I like Mom's thoughts as well...much wisdom this lady holds. :-).
FZ -- About your comment though: at what point in our lives do we recognize we are whole, regardless of events and hardships in life? Do you truly consider a life time? Life is 'sooooo' short to hold on to what is not beneficial for us...don't you think? So at what point does healthy 'mourning' over any event turn into 'unhealthy' grief, 'and' is it 'another' that will point this out to us? What about getting fed up?
When my dad was murdered...I had to learn to accept this. It was not a matter of 'healing' or being 'fixed' of my extended period of mourning (twas joking above about needing fixed and trying to be cleaver in my point being made*wink*). Those who helped me the greatest was those who 'loved' me versus 'trying' to fix what was not broken and could not be fixed. I could at that time claim 'brokeness' or take what occured, accept it and recognize all the mourning in the world could not fix what occured. I 'had' no choice but to accept the later 'eventually.' Rescuers bothered me worse than those lacking sympathy during this time.
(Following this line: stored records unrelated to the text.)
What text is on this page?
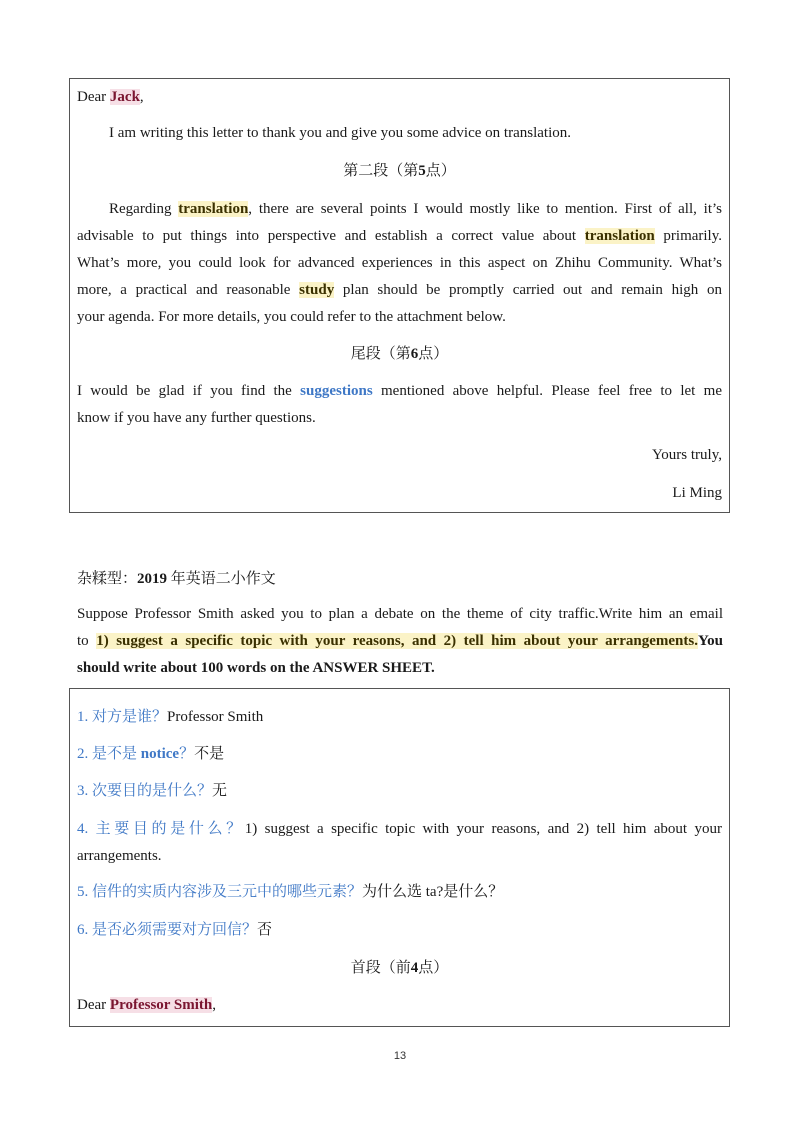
Dear Jack,
I am writing this letter to thank you and give you some advice on translation.
第二段（第5点）
Regarding translation, there are several points I would mostly like to mention. First of all, it’s
advisable to put things into perspective and establish a correct value about translation primarily.
What’s more, you could look for advanced experiences in this aspect on Zhihu Community. What’s
more, a practical and reasonable study plan should be promptly carried out and remain high on
your agenda. For more details, you could refer to the attachment below.
尾段（第6点）
I would be glad if you find the suggestions mentioned above helpful. Please feel free to let me
know if you have any further questions.
Yours truly,
Li Ming
杂糅型：2019 年英语二小作文
Suppose Professor Smith asked you to plan a debate on the theme of city traffic.Write him an email
to 1) suggest a specific topic with your reasons, and 2) tell him about your arrangements.You
should write about 100 words on the ANSWER SHEET.
1. 对方是谁？Professor Smith
2. 是不是 notice？不是
3. 次要目的是什么？无
4. 主要目的是什么？1) suggest a specific topic with your reasons, and 2) tell him about your
arrangements.
5. 信件的实质内容涉及三元中的哪些元素？为什么选 ta?是什么？
6. 是否必须需要对方回信？否
首段（前4点）
Dear Professor Smith,
13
Why? because compassion would hold 'understanding' and with this acceptance (not trying to fix me).
Events occur in life that are individual and unique to each of us and 'alter' our lives (it need not be for the worse though -- unless we ourselves decide this for ourselves). It doesn't mean we require fixing unless we ourselves decide this is the case (with this we would decide that we 'lack' some capability or ability to handle our own life/problems/ or whatever).
I made a thread once asking 'what is normal?' We are all individuals and will cope with things in an unique way. It doesn't mean anyone is broken -- we all just deal with a matter in a unique way. When greater psychoses are apparent -- a person might require professional help versus 'a rescuer.' It's not as simple as feeding a seagull with a broken wing that has difficulty feeding himself (or taking care of basic needs in otherwords if dealing with another's self fullfilling prophecy of 'lacking' abilities to handle one's own life or cope or whatever ails the person).
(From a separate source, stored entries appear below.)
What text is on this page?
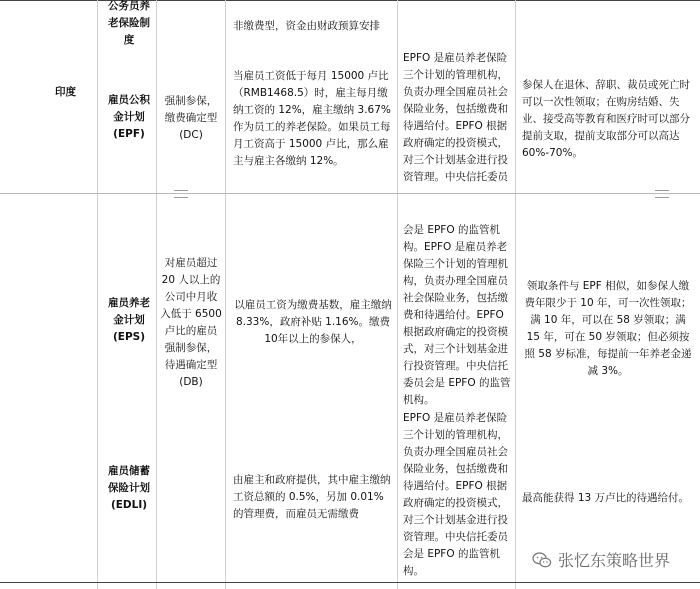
印度
公务员养老保险制度
非缴费型，资金由财政预算安排
雇员公积金计划(EPF)
强制参保，缴费确定型(DC)
当雇员工资低于每月 15000 卢比（RMB1468.5）时，雇主每月缴纳工资的 12%，雇主缴纳 3.67%作为员工的养老保险。如果员工每月工资高于 15000 卢比，那么雇主与雇主各缴纳 12%。
EPFO 是雇员养老保险三个计划的管理机构，负责办理全国雇员社会保险业务，包括缴费和待遇给付。EPFO 根据政府确定的投资模式，对三个计划基金进行投资管理。中央信托委员
参保人在退休、辞职、裁员或死亡时可以一次性领取；在购房结婚、失业、接受高等教育和医疗时可以部分提前支取，提前支取部分可以高达60%-70%。
雇员养老金计划(EPS)
对雇员超过 20 人以上的公司中月收入低于 6500 卢比的雇员强制参保，待遇确定型(DB)
以雇员工资为缴费基数，雇主缴纳8.33%，政府补贴 1.16%。缴费 10年以上的参保人，
会是 EPFO 的监管机构。EPFO 是雇员养老保险三个计划的管理机构，负责办理全国雇员社会保险业务，包括缴费和待遇给付。EPFO 根据政府确定的投资模式，对三个计划基金进行投资管理。中央信托委员会是 EPFO 的监管机构。
领取条件与 EPF 相似，如参保人缴费年限少于 10 年，可一次性领取；满 10 年，可以在 58 岁领取；满 15 年，可在 50 岁领取；但必须按照 58 岁标准，每提前一年养老金递减 3%。
雇员储蓄保险计划(EDLI)
由雇主和政府提供，其中雇主缴纳工资总额的 0.5%，另加 0.01%的管理费，而雇员无需缴费
EPFO 是雇员养老保险三个计划的管理机构，负责办理全国雇员社会保险业务，包括缴费和待遇给付。EPFO 根据政府确定的投资模式，对三个计划基金进行投资管理。中央信托委员会是 EPFO 的监管机构。
最高能获得 13 万卢比的待遇给付。
张忆东策略世界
Emerson's thoughts...as a man thinks so it shall be (or so he shall become). What we 'dwell' upon in thought (whether it's sunsets or death) can consume us and we can loose control if we allow what is bad versus good in life to overcome us.
Being a rescuer myself for the majority of my life -- I had to realize I was getting my own self-worth from other's lives and not my own. It was 'me' that needed rescued. Do I still rescue stray cats and place them in homes...yes. Do I fix people anymore? No. I love them 'as is' and let them be who they are or disassociate myself if I recognize a need for professional help in another (allowing others mental drama to take precedence in one's own life is destructive to both, imo...codependency or an interdependency built on something 'wrong' has never led to a healthy relationship that I've witnessed personally) . We all have our own cross to bear and burdens and with this capabilities and abilities to make sound judgments/decisions that work for 'us' individually. If a person decides to become a basket case or decides they can not work or care for themselves (provided they are able bodied) -- there is a reason for them theirselves. Is it a sound decision to live one's life that way? It's up to them...for me it is not though. For me it is not something I'd coddle anyone over today. I realize I'd hurt more than help to coddle a bad decision.
Sometimes the greatest compassion given is stating -- you require help beyond what you expect or ask from another if you believe yourself incapable. It's maybe then that the person might account for having the capability themselves over their own lives and actually learn they are strong and they are capable and only then in truth will the tears pass.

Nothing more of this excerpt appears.